Comprehensive Benchmarking and Analysis of Open Pretrained Thai Speech Recognition Models

Pattara Tipakasorn; Oatsada Chatthong; Ren Yonehana; Kwanchiva Thangthai

doi:10.1109/o-cocosda64382.2024.10800399

Comprehensive Benchmarking and Analysis of Open Pretrained Thai Speech Recognition Models

Date

2024-10-17

Authors

Abstract

This paper presents a comprehensive benchmarking and analysis of open pretrained Thai Automatic Speech Recognition (ASR) models, addressing a critical gap in low-resource language ASR development. Our benchmarking focuses on one foundation speech model, three Open Thai Speech Recognition Models, and Open speech APls. We evaluate these models, including our fine-tuned Whisper model, across diverse speech types and acoustic environments. The study reveals significant performance gaps between read and spontaneous speech, with models performing well in controlled settings but struggling in real-world scenarios. We introduce evaluation datasets for distant speech and noisy podcasts, exposing limitations in current models' robustness.

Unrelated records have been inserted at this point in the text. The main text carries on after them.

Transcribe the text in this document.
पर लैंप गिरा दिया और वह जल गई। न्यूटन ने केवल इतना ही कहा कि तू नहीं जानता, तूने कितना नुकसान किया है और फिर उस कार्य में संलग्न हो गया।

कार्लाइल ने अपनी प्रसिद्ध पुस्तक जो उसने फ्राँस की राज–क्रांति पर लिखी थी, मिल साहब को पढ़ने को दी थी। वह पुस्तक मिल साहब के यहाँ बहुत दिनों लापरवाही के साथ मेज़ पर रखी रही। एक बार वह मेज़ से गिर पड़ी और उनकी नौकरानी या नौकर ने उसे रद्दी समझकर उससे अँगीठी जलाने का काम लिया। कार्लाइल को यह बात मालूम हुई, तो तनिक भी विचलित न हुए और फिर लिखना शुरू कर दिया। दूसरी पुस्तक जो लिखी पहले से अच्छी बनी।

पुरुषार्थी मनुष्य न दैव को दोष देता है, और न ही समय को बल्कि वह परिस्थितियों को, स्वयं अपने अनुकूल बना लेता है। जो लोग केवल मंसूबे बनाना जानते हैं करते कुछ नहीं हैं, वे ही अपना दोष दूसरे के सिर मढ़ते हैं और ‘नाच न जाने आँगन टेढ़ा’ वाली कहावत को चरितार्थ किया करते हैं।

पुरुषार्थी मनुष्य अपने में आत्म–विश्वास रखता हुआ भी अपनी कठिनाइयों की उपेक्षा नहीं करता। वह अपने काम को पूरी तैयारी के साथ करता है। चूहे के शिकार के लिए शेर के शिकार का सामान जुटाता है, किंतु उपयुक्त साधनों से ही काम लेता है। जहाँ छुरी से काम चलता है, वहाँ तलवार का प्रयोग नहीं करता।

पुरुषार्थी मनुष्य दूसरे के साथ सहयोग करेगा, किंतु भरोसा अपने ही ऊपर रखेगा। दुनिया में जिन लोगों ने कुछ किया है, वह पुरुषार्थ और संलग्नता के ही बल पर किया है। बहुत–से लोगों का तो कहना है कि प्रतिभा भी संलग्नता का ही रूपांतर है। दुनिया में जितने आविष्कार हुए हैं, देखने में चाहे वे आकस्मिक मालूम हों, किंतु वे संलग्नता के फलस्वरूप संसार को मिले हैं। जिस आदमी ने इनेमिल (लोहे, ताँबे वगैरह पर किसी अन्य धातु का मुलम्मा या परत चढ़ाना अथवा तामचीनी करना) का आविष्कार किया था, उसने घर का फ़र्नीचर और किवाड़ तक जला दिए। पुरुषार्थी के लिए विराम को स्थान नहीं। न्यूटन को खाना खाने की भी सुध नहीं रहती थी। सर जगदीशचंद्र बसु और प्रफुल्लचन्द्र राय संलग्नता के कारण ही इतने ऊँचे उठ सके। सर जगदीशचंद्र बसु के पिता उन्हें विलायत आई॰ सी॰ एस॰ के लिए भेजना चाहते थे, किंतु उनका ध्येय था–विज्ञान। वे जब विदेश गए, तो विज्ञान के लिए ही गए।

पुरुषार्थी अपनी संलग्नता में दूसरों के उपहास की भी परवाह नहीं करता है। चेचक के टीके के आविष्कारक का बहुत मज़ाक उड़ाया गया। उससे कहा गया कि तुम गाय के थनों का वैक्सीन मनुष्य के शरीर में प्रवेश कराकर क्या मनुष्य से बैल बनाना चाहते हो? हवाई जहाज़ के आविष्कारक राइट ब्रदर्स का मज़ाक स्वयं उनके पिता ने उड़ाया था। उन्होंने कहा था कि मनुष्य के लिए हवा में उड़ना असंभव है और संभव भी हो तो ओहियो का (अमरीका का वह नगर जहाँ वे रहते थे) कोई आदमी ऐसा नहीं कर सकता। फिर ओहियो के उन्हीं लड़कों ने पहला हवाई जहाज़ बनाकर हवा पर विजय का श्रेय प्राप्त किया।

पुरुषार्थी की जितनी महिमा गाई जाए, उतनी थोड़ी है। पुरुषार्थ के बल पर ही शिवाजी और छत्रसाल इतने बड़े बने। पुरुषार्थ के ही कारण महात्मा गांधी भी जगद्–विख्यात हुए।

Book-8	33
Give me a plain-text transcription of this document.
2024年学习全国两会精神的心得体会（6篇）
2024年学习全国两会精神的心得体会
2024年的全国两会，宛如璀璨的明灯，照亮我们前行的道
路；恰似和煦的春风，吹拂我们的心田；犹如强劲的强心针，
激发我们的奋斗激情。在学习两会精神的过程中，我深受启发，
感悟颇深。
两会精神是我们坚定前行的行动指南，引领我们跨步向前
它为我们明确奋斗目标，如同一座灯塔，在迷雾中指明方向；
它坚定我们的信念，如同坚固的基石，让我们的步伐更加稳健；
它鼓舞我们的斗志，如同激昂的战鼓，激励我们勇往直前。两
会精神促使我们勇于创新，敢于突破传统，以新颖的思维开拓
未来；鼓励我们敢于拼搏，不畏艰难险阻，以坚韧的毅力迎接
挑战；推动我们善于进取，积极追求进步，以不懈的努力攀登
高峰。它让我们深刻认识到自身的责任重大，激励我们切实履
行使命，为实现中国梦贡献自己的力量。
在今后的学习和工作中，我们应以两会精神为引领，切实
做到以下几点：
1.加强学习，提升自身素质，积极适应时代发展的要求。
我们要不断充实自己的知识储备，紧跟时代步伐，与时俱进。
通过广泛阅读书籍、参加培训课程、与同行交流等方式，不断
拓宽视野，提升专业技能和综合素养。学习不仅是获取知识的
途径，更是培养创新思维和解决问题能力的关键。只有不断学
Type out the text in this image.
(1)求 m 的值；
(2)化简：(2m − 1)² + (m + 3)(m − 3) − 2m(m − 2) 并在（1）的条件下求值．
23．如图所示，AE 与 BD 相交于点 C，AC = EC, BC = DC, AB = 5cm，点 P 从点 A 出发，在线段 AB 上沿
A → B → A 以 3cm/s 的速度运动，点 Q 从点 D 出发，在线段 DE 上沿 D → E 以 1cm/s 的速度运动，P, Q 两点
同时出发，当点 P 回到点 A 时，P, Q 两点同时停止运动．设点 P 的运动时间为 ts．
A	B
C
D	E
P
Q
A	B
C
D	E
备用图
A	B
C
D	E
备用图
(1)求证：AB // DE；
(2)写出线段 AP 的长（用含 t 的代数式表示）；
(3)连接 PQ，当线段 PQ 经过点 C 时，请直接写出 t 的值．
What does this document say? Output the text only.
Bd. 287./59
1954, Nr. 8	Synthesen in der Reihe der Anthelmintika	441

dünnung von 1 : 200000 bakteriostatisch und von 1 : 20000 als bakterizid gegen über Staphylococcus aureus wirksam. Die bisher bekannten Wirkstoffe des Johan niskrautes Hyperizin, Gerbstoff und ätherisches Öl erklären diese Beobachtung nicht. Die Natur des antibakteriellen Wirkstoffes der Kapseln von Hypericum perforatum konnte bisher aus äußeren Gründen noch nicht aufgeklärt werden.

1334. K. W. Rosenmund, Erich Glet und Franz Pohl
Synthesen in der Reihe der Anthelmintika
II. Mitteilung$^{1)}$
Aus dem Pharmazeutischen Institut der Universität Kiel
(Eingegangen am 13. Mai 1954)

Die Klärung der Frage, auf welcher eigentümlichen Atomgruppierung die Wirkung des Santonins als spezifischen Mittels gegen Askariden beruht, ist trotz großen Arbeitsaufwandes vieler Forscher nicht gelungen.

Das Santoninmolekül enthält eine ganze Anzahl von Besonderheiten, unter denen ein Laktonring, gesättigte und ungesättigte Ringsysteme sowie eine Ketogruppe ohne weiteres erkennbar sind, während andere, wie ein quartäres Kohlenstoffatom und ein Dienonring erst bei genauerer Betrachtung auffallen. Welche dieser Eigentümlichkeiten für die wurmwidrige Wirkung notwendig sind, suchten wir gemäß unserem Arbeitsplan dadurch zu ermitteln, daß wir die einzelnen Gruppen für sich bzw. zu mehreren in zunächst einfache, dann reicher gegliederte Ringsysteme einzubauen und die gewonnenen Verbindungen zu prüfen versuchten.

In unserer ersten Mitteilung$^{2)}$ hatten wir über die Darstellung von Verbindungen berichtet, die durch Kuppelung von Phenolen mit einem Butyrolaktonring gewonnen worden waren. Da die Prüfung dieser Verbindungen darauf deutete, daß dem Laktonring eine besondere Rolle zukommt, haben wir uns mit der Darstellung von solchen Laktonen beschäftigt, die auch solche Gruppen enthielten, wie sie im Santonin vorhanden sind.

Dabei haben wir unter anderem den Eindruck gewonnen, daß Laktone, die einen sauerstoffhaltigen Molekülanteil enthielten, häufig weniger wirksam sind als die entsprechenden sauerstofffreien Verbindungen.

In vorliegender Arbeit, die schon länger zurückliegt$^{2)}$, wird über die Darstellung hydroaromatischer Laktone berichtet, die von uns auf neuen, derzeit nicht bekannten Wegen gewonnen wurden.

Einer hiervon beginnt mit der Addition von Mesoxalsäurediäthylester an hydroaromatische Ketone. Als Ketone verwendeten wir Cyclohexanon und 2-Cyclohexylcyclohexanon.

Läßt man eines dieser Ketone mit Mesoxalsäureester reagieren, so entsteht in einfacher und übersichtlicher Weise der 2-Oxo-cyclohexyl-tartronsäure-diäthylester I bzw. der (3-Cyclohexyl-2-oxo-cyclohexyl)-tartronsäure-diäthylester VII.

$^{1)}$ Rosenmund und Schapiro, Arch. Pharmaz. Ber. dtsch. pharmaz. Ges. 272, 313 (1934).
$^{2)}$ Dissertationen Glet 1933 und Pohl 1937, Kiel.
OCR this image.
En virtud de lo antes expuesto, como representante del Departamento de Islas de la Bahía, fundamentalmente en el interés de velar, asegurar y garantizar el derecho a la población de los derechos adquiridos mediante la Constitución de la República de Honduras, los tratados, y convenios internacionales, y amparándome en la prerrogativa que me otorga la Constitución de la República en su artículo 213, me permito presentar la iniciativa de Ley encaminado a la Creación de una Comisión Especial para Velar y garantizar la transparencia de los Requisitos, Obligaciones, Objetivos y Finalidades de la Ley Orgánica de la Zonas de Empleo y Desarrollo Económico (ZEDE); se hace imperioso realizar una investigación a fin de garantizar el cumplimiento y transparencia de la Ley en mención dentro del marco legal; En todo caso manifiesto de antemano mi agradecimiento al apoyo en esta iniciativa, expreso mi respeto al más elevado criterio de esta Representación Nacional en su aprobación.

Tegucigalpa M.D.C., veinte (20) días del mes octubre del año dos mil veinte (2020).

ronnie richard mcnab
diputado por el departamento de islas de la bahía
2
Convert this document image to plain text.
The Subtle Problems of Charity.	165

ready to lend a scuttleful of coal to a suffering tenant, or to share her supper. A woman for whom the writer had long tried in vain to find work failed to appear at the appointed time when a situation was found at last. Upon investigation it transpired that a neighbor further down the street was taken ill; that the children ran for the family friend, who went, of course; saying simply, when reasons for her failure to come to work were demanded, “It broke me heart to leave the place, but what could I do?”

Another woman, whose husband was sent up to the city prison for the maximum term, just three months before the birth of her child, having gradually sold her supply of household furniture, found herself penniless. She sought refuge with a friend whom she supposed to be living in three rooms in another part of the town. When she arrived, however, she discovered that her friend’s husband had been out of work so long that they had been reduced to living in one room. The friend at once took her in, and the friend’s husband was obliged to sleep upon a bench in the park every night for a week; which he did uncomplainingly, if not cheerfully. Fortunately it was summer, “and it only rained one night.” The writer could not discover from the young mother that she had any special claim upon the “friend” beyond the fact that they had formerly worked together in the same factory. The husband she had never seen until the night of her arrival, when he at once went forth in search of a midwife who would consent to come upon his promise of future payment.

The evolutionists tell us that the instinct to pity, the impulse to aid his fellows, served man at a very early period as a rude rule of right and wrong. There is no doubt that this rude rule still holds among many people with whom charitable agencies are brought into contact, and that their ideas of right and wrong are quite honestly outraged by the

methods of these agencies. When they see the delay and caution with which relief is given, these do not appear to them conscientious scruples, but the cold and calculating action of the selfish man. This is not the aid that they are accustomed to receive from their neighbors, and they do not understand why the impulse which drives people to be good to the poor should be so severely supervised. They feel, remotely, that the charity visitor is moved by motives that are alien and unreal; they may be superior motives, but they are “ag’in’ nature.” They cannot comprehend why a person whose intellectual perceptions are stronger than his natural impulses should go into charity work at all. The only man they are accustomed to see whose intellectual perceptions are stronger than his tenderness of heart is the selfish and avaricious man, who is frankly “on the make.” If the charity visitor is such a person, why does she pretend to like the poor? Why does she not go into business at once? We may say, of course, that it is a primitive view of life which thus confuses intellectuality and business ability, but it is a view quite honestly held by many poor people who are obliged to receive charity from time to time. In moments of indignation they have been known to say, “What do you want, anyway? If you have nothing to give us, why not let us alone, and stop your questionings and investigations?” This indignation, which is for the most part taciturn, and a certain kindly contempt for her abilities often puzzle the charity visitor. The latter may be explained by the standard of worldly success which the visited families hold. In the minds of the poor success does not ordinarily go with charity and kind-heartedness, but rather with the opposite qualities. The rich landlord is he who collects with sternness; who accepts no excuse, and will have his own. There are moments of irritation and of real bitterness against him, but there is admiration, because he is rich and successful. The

Our fine-tuned Whisper model demonstrates performance across various Thai regional dialects, reflecting its targeted training on dialectal data, while the others demonstrate resilience in spontaneous speech scenarios. However, all models show substantial degradation in challenging acoustic conditions, indicating a need for more diverse training corpora to better capture real-world complexity, including spontaneous speech and far-field acoustic scenarios, to further enhance Thai ASR. This work provides valuable insights for improving ASR models in low-resource languages.